Action must prevail in Cancun

Campaigns and Advocacy, Media Releases, News, Opinion article written on the 29 Nov 2010

While in South Western Bangladesh last week, I watched as a woman named Shahana sat cross-legged on the ground with thirty members of her community noting down the many ways changing weather patterns were impacting their lives.

They told stories about how cyclones were becoming more frequent, how the weather was becoming more volatile and how clean, drinkable water was getting harder and harder to come by. The group of mostly women also talked about how it was getting tougher to farm for food in the village and how their husbands had been forced to go to the cities to find work.

Shahana works for a Bangladeshi community organisation which, with the support of Oxfam, helps local communities respond to the new challenges posed by a changing climate. As a low lying nation with some 160 million people packed into an area one eighth the size of NSW, Bangladesh’s already scarce resources are becoming more precarious in the face of climate change.

Bangladesh is just one of many poor countries around the world already feeling the impacts of environmental changes. A new Oxfam report released today, called Now More Than Ever finds that 21,000 people died due to weather-related disasters in the first nine months of 2010 – more than twice the number for the whole of 2009. It also finds that 2010 was one of the hottest years ever recorded with Pakistan logging a scorching 53.7°C.

The release of the report coincides with this week’s crucial United Nations Climate Change Conference of the Parties in Cancun, Mexico, and is a reminder to world leaders of the often forgotten reality that takes place outside the windows of their closed-door discussions.

It’s sad to think that this conference marks almost one year since the last major UN summit on climate change in Copenhagen, where talks nearly collapsed, further delaying a fair, ambitious and legally binding deal.

This week negotiators from around the world, including Australia, have a chance to turn things around. One of the major sticking points at Copenhagen was the need to secure finance for adaptation. In other words, the assistance needed for poor people in developing countries to adapt to the impacts of climate change they are already experiencing.

In Copenhagen, world leaders did commit to trying to find US$100 billion a year by 2020 from public and private sources in order to help developing countries adapt to climate change and develop along low carbon pathways.

This is just half the amount Oxfam believes is actually needed to do the job properly, yet no decisions have been made as to how governments will source the money, how this money will be spent, and who will manage and disperse it. These details need to be finalised this week in Mexico otherwise poor people will be forced to wait another year for the support they desperately need now.

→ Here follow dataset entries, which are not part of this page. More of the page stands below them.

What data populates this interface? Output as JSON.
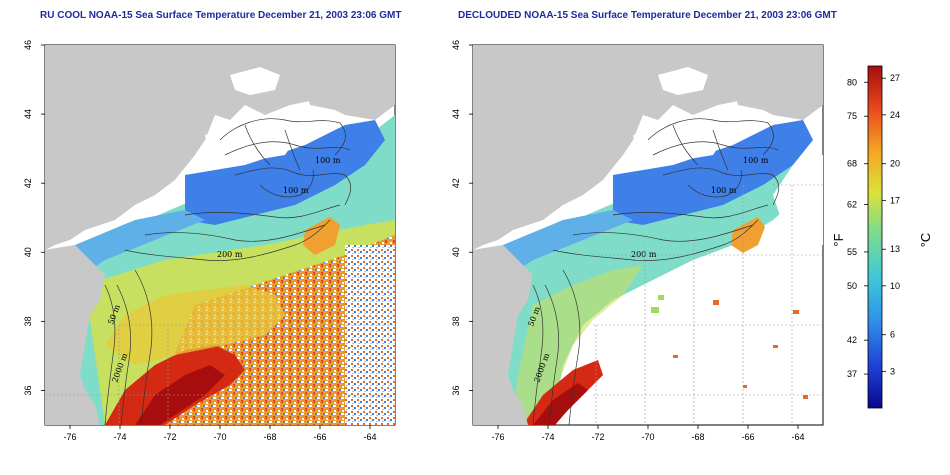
{
  "left_panel": {
    "title": "RU COOL NOAA-15 Sea Surface Temperature December 21, 2003 23:06 GMT",
    "x_ticks": [
      "-76",
      "-74",
      "-72",
      "-70",
      "-68",
      "-66",
      "-64"
    ],
    "y_ticks": [
      "36",
      "38",
      "40",
      "42",
      "44",
      "46"
    ],
    "contour_labels": [
      "100 m",
      "100 m",
      "200 m",
      "50 m",
      "2000 m"
    ]
  },
  "right_panel": {
    "title": "DECLOUDED NOAA-15 Sea Surface Temperature December 21, 2003 23:06 GMT",
    "x_ticks": [
      "-76",
      "-74",
      "-72",
      "-70",
      "-68",
      "-66",
      "-64"
    ],
    "y_ticks": [
      "36",
      "38",
      "40",
      "42",
      "44",
      "46"
    ],
    "contour_labels": [
      "100 m",
      "100 m",
      "200 m",
      "50 m",
      "2000 m"
    ]
  },
  "colorbar": {
    "fahrenheit_unit": "°F",
    "celsius_unit": "°C",
    "fahrenheit_ticks": [
      "80",
      "75",
      "68",
      "62",
      "55",
      "50",
      "42",
      "37"
    ],
    "celsius_ticks": [
      "27",
      "24",
      "20",
      "17",
      "13",
      "10",
      "6",
      "3"
    ],
    "colors": [
      "#08088f",
      "#1f3fd8",
      "#2f8ee8",
      "#3fc8d8",
      "#7fdc8a",
      "#dce13a",
      "#f5a623",
      "#e8451e",
      "#a30d0d"
    ]
  },
  "map_colors": {
    "land": "#c8c8c8",
    "ocean_no_data": "#ffffff",
    "contour": "#333333"
  }
}
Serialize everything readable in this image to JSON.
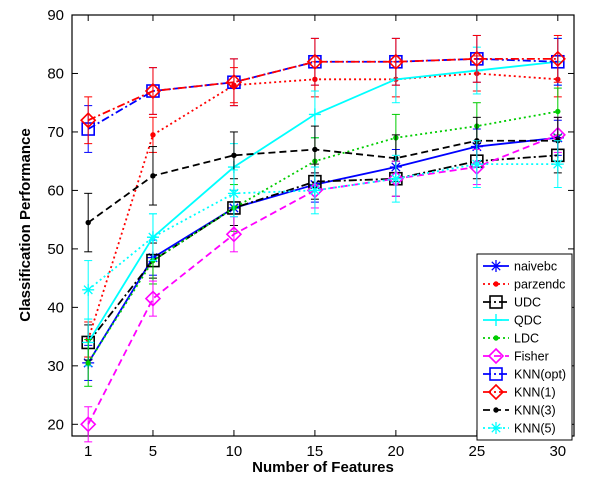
{
  "chart_data": {
    "type": "line",
    "title": "",
    "xlabel": "Number of Features",
    "ylabel": "Classification Performance",
    "x": [
      1,
      5,
      10,
      15,
      20,
      25,
      30
    ],
    "xticks": [
      "1",
      "5",
      "10",
      "15",
      "20",
      "25",
      "30"
    ],
    "yticks": [
      "20",
      "30",
      "40",
      "50",
      "60",
      "70",
      "80",
      "90"
    ],
    "xlim": [
      0,
      31
    ],
    "ylim": [
      18,
      90
    ],
    "grid": false,
    "legend_position": "bottom-right",
    "series": [
      {
        "name": "naivebc",
        "color": "#0000ff",
        "line": "solid",
        "marker": "asterisk",
        "values": [
          30.5,
          48.5,
          57,
          61,
          64,
          67.5,
          69
        ],
        "errors": [
          3,
          3,
          3,
          3,
          3,
          3,
          3
        ]
      },
      {
        "name": "parzendc",
        "color": "#ff0000",
        "line": "dotted",
        "marker": "point",
        "values": [
          34.5,
          69.5,
          78,
          79,
          79,
          80,
          79
        ],
        "errors": [
          3,
          3,
          3,
          3,
          3,
          3,
          3
        ]
      },
      {
        "name": "UDC",
        "color": "#000000",
        "line": "dashdot",
        "marker": "square",
        "values": [
          34,
          48,
          57,
          61.5,
          62,
          65,
          66
        ],
        "errors": [
          3,
          3,
          3,
          3,
          3,
          3,
          3
        ]
      },
      {
        "name": "QDC",
        "color": "#00ffff",
        "line": "solid",
        "marker": "plus",
        "values": [
          34,
          52,
          64,
          73,
          79,
          80.5,
          82
        ],
        "errors": [
          4,
          4,
          4,
          4,
          4,
          4,
          4
        ]
      },
      {
        "name": "LDC",
        "color": "#00cc00",
        "line": "dotted",
        "marker": "point",
        "values": [
          30.5,
          48,
          57,
          65,
          69,
          71,
          73.5
        ],
        "errors": [
          4,
          4,
          4,
          4,
          4,
          4,
          4
        ]
      },
      {
        "name": "Fisher",
        "color": "#ff00ff",
        "line": "dashed",
        "marker": "diamond",
        "values": [
          20,
          41.5,
          52.5,
          60,
          62,
          64,
          69.5
        ],
        "errors": [
          3,
          3,
          3,
          3,
          3,
          3,
          3
        ]
      },
      {
        "name": "KNN(opt)",
        "color": "#0000ff",
        "line": "dashdot",
        "marker": "square",
        "values": [
          70.5,
          77,
          78.5,
          82,
          82,
          82.5,
          82
        ],
        "errors": [
          4,
          4,
          4,
          4,
          4,
          4,
          4
        ]
      },
      {
        "name": "KNN(1)",
        "color": "#ff0000",
        "line": "dashdot",
        "marker": "diamond",
        "values": [
          72,
          77,
          78.5,
          82,
          82,
          82.5,
          82.5
        ],
        "errors": [
          4,
          4,
          4,
          4,
          4,
          4,
          4
        ]
      },
      {
        "name": "KNN(3)",
        "color": "#000000",
        "line": "dashed",
        "marker": "point",
        "values": [
          54.5,
          62.5,
          66,
          67,
          65.5,
          68.5,
          68.5
        ],
        "errors": [
          5,
          5,
          4,
          4,
          4,
          4,
          4
        ]
      },
      {
        "name": "KNN(5)",
        "color": "#00ffff",
        "line": "dotted",
        "marker": "asterisk",
        "values": [
          43,
          52,
          59.5,
          60,
          62,
          64.5,
          64.5
        ],
        "errors": [
          5,
          4,
          4,
          4,
          4,
          4,
          4
        ]
      }
    ]
  }
}
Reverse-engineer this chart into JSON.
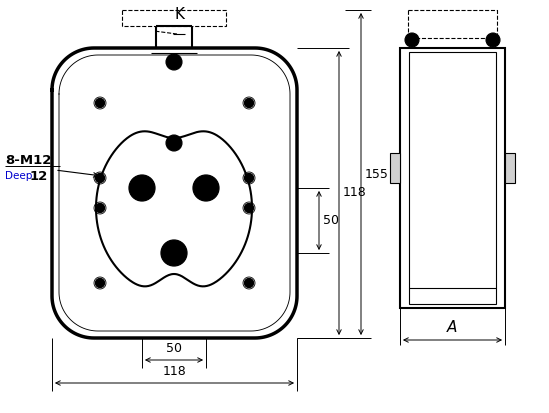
{
  "bg_color": "#ffffff",
  "line_color": "#000000",
  "annotation_color": "#0000cd",
  "fig_width": 5.49,
  "fig_height": 4.13,
  "dpi": 100,
  "label_K": "K",
  "label_8M12": "8-M12",
  "label_deep": "Deep",
  "label_12": "12",
  "label_50": "50",
  "label_118": "118",
  "label_155": "155",
  "label_A": "A"
}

Australia is the highest per capita emitter yet so far, its limited pledges to climate change adaptation have come from existing aid commitments – an approach that overlooks that climate change is an additional burden on the world’s poor. Every aid dollar diverted from the aid program is one dollar less for vital health, education, water and sanitation projects that save lives and help people out of poverty.

And it seems that Australians want their government to support developing countries adapt to the impacts of climate change. A Galaxy research poll published today reveals that 86 per cent of Australians are in favour of Australia doing more to support poor countries in Pacific Islands deal with the impacts of climate change. The poll also showed that 93 per cent of Australians are in favour of technology transfer to help developing countries reduce their emissions.

Helping communities adapt before disaster strikes not only saves lives, it’s cost effective. The Now More Than Ever report shows that climate impacts already cost countries between one and 12 per cent of GDP each year and this could rise to 19 per cent by 2030. Yet, every dollar spent on adaptation could save about $60 in avoided losses.

While money is crucial in the fight against climate change, how this money is spent is equally important. At the most recent UN intercessional climate negotiations in Tianjin, one of the Bangladeshi negotiators argued that “women farmers in Bangladesh know more about adaptation than the negotiators in this room.”

After meeting Shahana and her community last week, I would agree. People in developing countries are best placed to know what will work most effectively for them – and currently that knowledge remains untapped. The people of Bangladesh are resourceful and resilient yet they, and millions of others in the developing world, cannot afford global action on climate change to be delayed any longer.